The pressure in the evaporated fuel processing system disposed on a fuel tank side is pressurized or depressurized by a pump so that the leakage of the evaporated fuel is detected. A passage among an atmosphere side, the fuel tank side and a pump side is switched in accordance with operation and stop of the pump by an electromagnetic valve.

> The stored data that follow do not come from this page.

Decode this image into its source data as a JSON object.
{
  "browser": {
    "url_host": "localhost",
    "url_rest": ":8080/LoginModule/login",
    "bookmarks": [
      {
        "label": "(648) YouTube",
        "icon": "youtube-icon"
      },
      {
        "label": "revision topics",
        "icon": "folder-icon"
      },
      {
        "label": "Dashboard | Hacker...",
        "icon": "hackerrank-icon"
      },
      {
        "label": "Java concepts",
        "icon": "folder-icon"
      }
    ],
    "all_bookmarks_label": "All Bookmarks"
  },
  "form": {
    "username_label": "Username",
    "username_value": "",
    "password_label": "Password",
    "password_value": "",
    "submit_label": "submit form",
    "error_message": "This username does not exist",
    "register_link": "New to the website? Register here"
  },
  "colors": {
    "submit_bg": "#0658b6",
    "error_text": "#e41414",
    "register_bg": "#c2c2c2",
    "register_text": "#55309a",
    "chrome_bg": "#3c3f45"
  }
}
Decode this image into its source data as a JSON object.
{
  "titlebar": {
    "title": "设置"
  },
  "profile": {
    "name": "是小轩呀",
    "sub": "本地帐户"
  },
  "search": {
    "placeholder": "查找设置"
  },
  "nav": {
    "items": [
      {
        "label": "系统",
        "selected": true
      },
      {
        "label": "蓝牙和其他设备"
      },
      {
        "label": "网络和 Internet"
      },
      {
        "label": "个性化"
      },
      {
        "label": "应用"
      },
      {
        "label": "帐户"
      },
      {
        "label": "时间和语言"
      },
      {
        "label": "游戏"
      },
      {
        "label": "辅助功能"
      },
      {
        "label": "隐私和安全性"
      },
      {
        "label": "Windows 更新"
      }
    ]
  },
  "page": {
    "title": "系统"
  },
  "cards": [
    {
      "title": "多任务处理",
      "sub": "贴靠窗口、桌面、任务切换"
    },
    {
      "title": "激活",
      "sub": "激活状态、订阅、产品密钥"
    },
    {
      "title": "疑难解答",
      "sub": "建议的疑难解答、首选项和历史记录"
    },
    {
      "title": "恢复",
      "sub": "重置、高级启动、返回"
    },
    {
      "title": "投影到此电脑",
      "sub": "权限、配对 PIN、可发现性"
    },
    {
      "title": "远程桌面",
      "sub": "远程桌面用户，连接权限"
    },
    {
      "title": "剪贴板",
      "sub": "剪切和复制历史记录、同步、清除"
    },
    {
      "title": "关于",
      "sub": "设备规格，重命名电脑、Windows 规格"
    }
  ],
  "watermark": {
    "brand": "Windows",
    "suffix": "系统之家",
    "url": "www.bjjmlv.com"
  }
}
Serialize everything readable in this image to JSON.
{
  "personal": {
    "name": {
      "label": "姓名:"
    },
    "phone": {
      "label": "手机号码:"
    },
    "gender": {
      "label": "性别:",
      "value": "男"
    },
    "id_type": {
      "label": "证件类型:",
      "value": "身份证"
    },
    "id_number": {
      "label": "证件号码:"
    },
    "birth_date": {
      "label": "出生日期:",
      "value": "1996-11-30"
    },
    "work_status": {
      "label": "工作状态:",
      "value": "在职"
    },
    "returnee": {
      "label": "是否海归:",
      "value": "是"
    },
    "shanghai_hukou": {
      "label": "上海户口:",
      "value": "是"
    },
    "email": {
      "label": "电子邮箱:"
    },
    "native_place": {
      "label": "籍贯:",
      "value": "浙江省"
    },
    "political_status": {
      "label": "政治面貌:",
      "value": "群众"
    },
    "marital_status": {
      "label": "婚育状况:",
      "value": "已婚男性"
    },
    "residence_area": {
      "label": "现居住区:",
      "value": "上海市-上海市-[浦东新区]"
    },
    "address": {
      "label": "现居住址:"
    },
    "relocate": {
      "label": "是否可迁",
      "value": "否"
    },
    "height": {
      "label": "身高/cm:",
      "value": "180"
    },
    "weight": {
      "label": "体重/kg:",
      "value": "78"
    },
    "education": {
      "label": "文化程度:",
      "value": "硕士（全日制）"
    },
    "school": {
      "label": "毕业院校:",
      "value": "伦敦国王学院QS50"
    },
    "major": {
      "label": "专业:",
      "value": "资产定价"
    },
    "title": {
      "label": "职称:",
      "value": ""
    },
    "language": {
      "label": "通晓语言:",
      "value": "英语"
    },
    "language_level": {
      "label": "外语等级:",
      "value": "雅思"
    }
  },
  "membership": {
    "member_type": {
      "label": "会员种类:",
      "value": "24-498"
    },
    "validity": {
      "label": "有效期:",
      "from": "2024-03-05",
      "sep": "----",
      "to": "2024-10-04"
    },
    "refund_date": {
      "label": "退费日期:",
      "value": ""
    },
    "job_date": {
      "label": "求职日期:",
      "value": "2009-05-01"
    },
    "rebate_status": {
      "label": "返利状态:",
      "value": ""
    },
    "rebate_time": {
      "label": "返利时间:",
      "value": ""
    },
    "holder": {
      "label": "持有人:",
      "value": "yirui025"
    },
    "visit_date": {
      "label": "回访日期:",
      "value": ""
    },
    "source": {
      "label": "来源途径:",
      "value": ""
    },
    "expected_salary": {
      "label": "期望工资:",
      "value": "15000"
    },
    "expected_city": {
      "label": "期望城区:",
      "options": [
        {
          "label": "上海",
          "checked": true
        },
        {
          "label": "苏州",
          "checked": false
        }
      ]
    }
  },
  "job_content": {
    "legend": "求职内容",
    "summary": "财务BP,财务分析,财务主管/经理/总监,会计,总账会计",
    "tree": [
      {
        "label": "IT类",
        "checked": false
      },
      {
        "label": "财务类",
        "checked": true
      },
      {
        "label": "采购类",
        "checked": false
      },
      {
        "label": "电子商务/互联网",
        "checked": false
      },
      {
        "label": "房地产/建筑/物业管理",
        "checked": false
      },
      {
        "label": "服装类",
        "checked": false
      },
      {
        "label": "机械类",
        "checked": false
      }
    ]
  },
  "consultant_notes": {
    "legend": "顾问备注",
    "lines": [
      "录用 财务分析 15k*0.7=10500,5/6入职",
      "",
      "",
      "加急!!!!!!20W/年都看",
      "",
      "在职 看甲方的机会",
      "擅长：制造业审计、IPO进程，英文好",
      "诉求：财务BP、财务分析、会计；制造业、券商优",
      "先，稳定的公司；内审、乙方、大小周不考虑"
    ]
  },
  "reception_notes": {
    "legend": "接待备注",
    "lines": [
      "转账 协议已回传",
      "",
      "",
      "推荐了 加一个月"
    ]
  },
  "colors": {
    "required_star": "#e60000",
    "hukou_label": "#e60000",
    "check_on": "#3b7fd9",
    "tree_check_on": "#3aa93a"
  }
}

However, the leakage detection of the evaporated fuel is performed when the engine of an automotive vehicle is stopped. In this case, electricity is not supplied from a generator to a battery in the vehicle. Therefore, the leakage detection is not sufficiently performed when sufficient electricity is not supplied to the electromagnetic valve since the battery is deteriorated or the electricity supply performance of the battery is reduced in case of low temperature. Further, since the electromagnetic valve is composed of a core, a coil and the like, the weight and dimensions of the leak detector become larger. Thus, it is required to reduce electricity consumption of the leak detector and to reduce the weight and the dimensions of the leak detector.